Des timbres de distributeurs seront également au programme, sur les thèmes de Saint-Pierre-et-Miquelon, invité d’honneur du Salon et de la « Liberté » de Gandon.

Deux nouveaux timbres de l’archipel seront mis en vente, sur les « Chassis à guillotine » (à 1,43 euro) et sur une thématique de Noël – petit bonhomme en pain d’épices, sablé et lait de poule (1,43 euro).

Mais surtout, le service philatélique de Saint-Pierre-et-Miquelon mettra en vente deux « Marianne » métropolitaines – le 1 franc orange et le « Lettre prioritaire » rouge – surchargés « SPM ». Tirage annoncé : 10 000 exemplaires pour le premier et 667 carnets – seulement – de douze (vendus 18 euros l’unité en raison du coût de fabrication, au lieu de 17,16 euros) pour le second vendu sous ce seul conditionnement ! Les spéculateurs tiennent la leur vedette absolue ! Ce qui pourrait constituer le deuxième événement du Salon.

« Le » carnet de Saint-Pierre-et-Miquelon d’usage courant avec surcharge « SPM », tiré à 667 exemplaires...

« La surcharge s’inscrit dans une volonté de recycler des stocks, un fonctionnement anti-gaspillage ancien, récemment revenu à la mode », précise Sophie Bastide-Bernardin, plus réservée en ce qui concerne la surcharge onéreuse des feuilles de « Marianne » métropolitaines.

« 300 ans de la découverte de l’île Tromelin », dessiné et gravé par Line Fiklhon. Impression mixte offset/taille-douce. Tirage : 20 000.

Toujours du côté des offices postaux « francophones », les Terres australes et antarctiques françaises (TAAF) célébreront les 300 ans de la découverte de l’île Tromelin avec un bloc à 2,20 euros, tiré à 20 000 exemplaires.
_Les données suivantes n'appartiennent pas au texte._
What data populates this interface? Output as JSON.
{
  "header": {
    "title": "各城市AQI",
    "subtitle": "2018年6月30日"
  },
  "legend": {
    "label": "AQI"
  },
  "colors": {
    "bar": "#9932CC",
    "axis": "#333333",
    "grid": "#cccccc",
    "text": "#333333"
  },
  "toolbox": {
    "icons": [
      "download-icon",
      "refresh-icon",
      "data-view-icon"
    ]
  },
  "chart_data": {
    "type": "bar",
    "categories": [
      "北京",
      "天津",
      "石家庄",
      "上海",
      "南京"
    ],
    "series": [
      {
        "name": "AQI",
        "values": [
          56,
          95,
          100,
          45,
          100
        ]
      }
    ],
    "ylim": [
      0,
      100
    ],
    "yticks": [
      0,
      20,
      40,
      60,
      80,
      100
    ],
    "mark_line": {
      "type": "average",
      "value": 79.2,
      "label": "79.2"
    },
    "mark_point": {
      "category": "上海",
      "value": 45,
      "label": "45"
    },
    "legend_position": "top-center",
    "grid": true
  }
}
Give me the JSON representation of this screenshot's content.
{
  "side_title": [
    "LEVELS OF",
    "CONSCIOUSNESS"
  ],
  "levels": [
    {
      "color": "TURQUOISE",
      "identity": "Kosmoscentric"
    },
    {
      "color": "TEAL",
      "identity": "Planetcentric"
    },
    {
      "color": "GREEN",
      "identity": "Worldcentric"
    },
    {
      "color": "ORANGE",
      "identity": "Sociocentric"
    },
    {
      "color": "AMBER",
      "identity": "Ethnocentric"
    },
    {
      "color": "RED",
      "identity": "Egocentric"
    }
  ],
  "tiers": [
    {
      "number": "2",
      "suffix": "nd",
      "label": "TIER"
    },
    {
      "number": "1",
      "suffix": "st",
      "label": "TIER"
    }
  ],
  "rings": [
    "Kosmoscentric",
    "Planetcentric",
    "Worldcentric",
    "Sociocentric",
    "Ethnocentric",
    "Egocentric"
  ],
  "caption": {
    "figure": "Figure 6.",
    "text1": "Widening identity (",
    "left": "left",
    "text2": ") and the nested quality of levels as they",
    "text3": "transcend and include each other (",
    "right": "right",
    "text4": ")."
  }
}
Line Filhon, sa créatrice, sera présente le vendredi 4 novembre pour dédicacer ses timbres sur le stand de l’association Art du Timbre Gravé (ATG) le matin et sur le stand des TAAF l’après-midi. A noter par ailleurs qu’ATG accueillera durant les trois jours une vingtaine d’artistes pour des séances de signatures…

Lire aussi : Nelson Mandela, Pif le chien, Roy Lichtenstein ou Arnaud Beltrame : des timbres-poste surprenants en 2023

Sont annoncés en Andorre des timbres sur « Angel, Baldaqui de Sant Bartomeu » (1,43 euro, 70 500 exemplaires) et « Louis Pasteur 1822-1895 » (1,65 euro, 60 000 exemplaires) ; à Monaco un timbre de Noël (1,43 euro, 55 000 exemplaires) ; en Polynésie française, un bloc « Centenaire du tour du monde de La Coquille. Jules Dumont-d’Urville » (valeur faciale 500 FCFP, soit 4,19 euros, pour un petit tirage de 15 000 exemplaires) ; en Nouvelle-Calédonie un timbre de Noël (2,60 euros, 20 000 exemplaires) et à Wallis-et-Futuna, deux valeurs sur le « tapa », une étoffe traditionnelle (500 FCFP, soit 4,19 euros chaque, 20 000 exemplaires).

Bloc timbré souvenir sur Jacques Cartier édité pour le compte de la CNEP.

On notera, enfin, le dévoilement du timbre français à paraître en 2023 en hommage à Nelson Mandela (1918-2013), le jeudi 3 novembre à 11 heures 40, et l’édition par la CNEP de deux blocs philatéliques souvenirs, le premier sur la gare d’Orsay, le second sur Jacques Cartier (1491-1557), qui prit possession de l’archipel de Saint-Pierre-et-Miquelon au nom du roi de France François 1er en 1536 (9 euros, 7 000 exemplaires pour chacun).

Salon philatélique d’automne, du 3 au 5 novembre, Espace Champerret, hall A, de 10 heures à 18 heures, sauf le 5 jusqu’à 17 heures. Entrée gratuite. Métro : Porte de Champeret.